Young lupus patients need more than medications


 

REPORTING FROM LUPUS 2019

Adolescents and young adults diagnosed with SLE during childhood constitute a special subgroup with “very, very low” quality of life and poor treatment adherence – and therein lies the importance of introducing interventions beyond simply prescribing appropriate medications, Hermine I. Brunner, MD, asserted at an international congress on systemic lupus erythematosus.

Dr. Hermine I. Brunner, professor of pediatrics at the University of Cincinnati and scientific director of the Pediatric Rheumatology Collaborative Study Group. Bruce Jancin/MDedge News

Dr. Hermine I. Brunner

Pilot studies conducted by her research group as well as others suggest that brief cognitive-behavioral interventions, web-based patient and caregiver education, and social media interactions significantly improve the fatigue and depression, poor quality of life, and lack of adherence to medication that are pervasive in young patients with SLE, according to Dr. Brunner, director of the division of rheumatology and professor of pediatrics at the University of Cincinnati and scientific director of the Pediatric Rheumatology Collaborative Study Group.

“Don’t misunderstand: I don’t think we can treat lupus simply with a psychological intervention at the bedside. However, I think doctors would be well advised to offer both psychological interventions and medication when they see young lupus patients, because without the psychological intervention the patients may not feel sufficiently at ease to take their medication. They will not get the benefit of the medications you’ve prescribed,” she said.
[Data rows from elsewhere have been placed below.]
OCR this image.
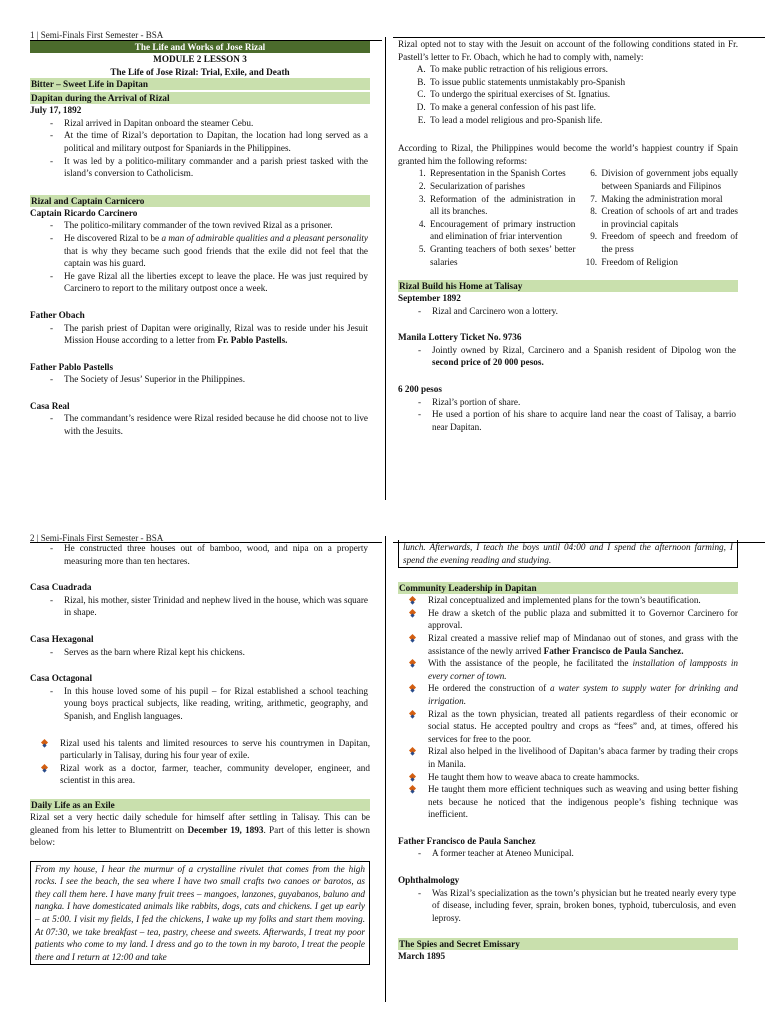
1 | Semi-Finals First Semester - BSA
The Life and Works of Jose Rizal

MODULE 2 LESSON 3

The Life of Jose Rizal: Trial, Exile, and Death

Bitter – Sweet Life in Dapitan
Dapitan during the Arrival of Rizal

July 17, 1892

- Rizal arrived in Dapitan onboard the steamer Cebu.
- At the time of Rizal’s deportation to Dapitan, the location had long served as a political and military outpost for Spaniards in the Philippines.
- It was led by a politico-military commander and a parish priest tasked with the island’s conversion to Catholicism.
Rizal and Captain Carnicero

Captain Ricardo Carcinero

- The politico-military commander of the town revived Rizal as a prisoner.
- He discovered Rizal to be a man of admirable qualities and a pleasant personality that is why they became such good friends that the exile did not feel that the captain was his guard.
- He gave Rizal all the liberties except to leave the place. He was just required by Carcinero to report to the military outpost once a week.

Father Obach

- The parish priest of Dapitan were originally, Rizal was to reside under his Jesuit Mission House according to a letter from Fr. Pablo Pastells.

Father Pablo Pastells

- The Society of Jesus’ Superior in the Philippines.

Casa Real

- The commandant’s residence were Rizal resided because he did choose not to live with the Jesuits.

Rizal opted not to stay with the Jesuit on account of the following conditions stated in Fr. Pastell’s letter to Fr. Obach, which he had to comply with, namely:

A. To make public retraction of his religious errors.
B. To issue public statements unmistakably pro-Spanish
C. To undergo the spiritual exercises of St. Ignatius.
D. To make a general confession of his past life.
E. To lead a model religious and pro-Spanish life.

According to Rizal, the Philippines would become the world’s happiest country if Spain granted him the following reforms:

1. Representation in the Spanish Cortes
2. Secularization of parishes
3. Reformation of the administration in all its branches.
4. Encouragement of primary instruction and elimination of friar intervention
5. Granting teachers of both sexes’ better salaries
6. Division of government jobs equally between Spaniards and Filipinos
7. Making the administration moral
8. Creation of schools of art and trades in provincial capitals
9. Freedom of speech and freedom of the press
10. Freedom of Religion
Rizal Build his Home at Talisay

September 1892

- Rizal and Carcinero won a lottery.

Manila Lottery Ticket No. 9736

- Jointly owned by Rizal, Carcinero and a Spanish resident of Dipolog won the second price of 20 000 pesos.

6 200 pesos

- Rizal’s portion of share.
- He used a portion of his share to acquire land near the coast of Talisay, a barrio near Dapitan.
2 | Semi-Finals First Semester - BSA
- He constructed three houses out of bamboo, wood, and nipa on a property measuring more than ten hectares.

Casa Cuadrada

- Rizal, his mother, sister Trinidad and nephew lived in the house, which was square in shape.

Casa Hexagonal

- Serves as the barn where Rizal kept his chickens.

Casa Octagonal

- In this house loved some of his pupil – for Rizal established a school teaching young boys practical subjects, like reading, writing, arithmetic, geography, and Spanish, and English languages.
Rizal used his talents and limited resources to serve his countrymen in Dapitan, particularly in Talisay, during his four year of exile.
Rizal work as a doctor, farmer, teacher, community developer, engineer, and scientist in this area.
Daily Life as an Exile

Rizal set a very hectic daily schedule for himself after settling in Talisay. This can be gleaned from his letter to Blumentritt on December 19, 1893. Part of this letter is shown below:

From my house, I hear the murmur of a crystalline rivulet that comes from the high rocks. I see the beach, the sea where I have two small crafts two canoes or barotos, as they call them here. I have many fruit trees – mangoes, lanzones, guyabanos, baluno and nangka. I have domesticated animals like rabbits, dogs, cats and chickens. I get up early – at 5:00. I visit my fields, I fed the chickens, I wake up my folks and start them moving. At 07:30, we take breakfast – tea, pastry, cheese and sweets. Afterwards, I treat my poor patients who come to my land. I dress and go to the town in my baroto, I treat the people there and I return at 12:00 and take
lunch. Afterwards, I teach the boys until 04:00 and I spend the afternoon farming, I spend the evening reading and studying.
Community Leadership in Dapitan
Rizal conceptualized and implemented plans for the town’s beautification.
He draw a sketch of the public plaza and submitted it to Governor Carcinero for approval.
Rizal created a massive relief map of Mindanao out of stones, and grass with the assistance of the newly arrived Father Francisco de Paula Sanchez.
With the assistance of the people, he facilitated the installation of lampposts in every corner of town.
He ordered the construction of a water system to supply water for drinking and irrigation.
Rizal as the town physician, treated all patients regardless of their economic or social status. He accepted poultry and crops as “fees” and, at times, offered his services for free to the poor.
Rizal also helped in the livelihood of Dapitan’s abaca farmer by trading their crops in Manila.
He taught them how to weave abaca to create hammocks.
He taught them more efficient techniques such as weaving and using better fishing nets because he noticed that the indigenous people’s fishing technique was inefficient.

Father Francisco de Paula Sanchez

- A former teacher at Ateneo Municipal.

Ophthalmology

- Was Rizal’s specialization as the town’s physician but he treated nearly every type of disease, including fever, sprain, broken bones, typhoid, tuberculosis, and even leprosy.
The Spies and Secret Emissary

March 1895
Patients with SLE take an average of eight medications daily. Their medication adherence rate is comparable to that of patients with diabetes or many other chronic diseases: that is to say, lousy. When investigators at the University of Texas MD Anderson Cancer Center, Houston, utilized an electronic monitoring system to chart adherence to prescribed oral medications in adults with SLE, they found that over the course of 2 years of follow-up only one-fourth of them had an adherence rate of 80% or better, which is the standard definition of adherence (Lupus. 2012 Oct;21[11]:1158-65).

Treatment adherence is particularly problematic in adolescents and young adults with SLE. They often have great difficulty in mastering the self-management skills required to stay on top of their disease when they have so much else going on during what is a vulnerable and challenging period of development, even for healthy youths.

The texting intervention

Dr. Brunner and her colleagues at Cincinnati Children’s Hospital Medical Center recognized the scope of the nonadherence problem early on. Years ago they started sending text messaging reminders of pending clinic visits to their patients who had a poor track record of showing up for appointments.

“We texted patients 2 weeks before their scheduled visit, 1 week before, and then again the day before the visit,” she explained.

This simple intervention resulted in a 47% reduction in missed appointments, compared with a control group. Also, text recipients were more likely to cancel appointments instead of simply not showing up, an important benefit from a practice management and scheduling standpoint (J Rheumatol. 2012 Jan;39[1]:174-9). Disappointingly, however, the text messaging intervention had no impact on adherence to prescribed use of hydroxychloroquine. This led the investigators to conduct a deeper dive into the roots of the nonadherence problem in childhood-onset lupus.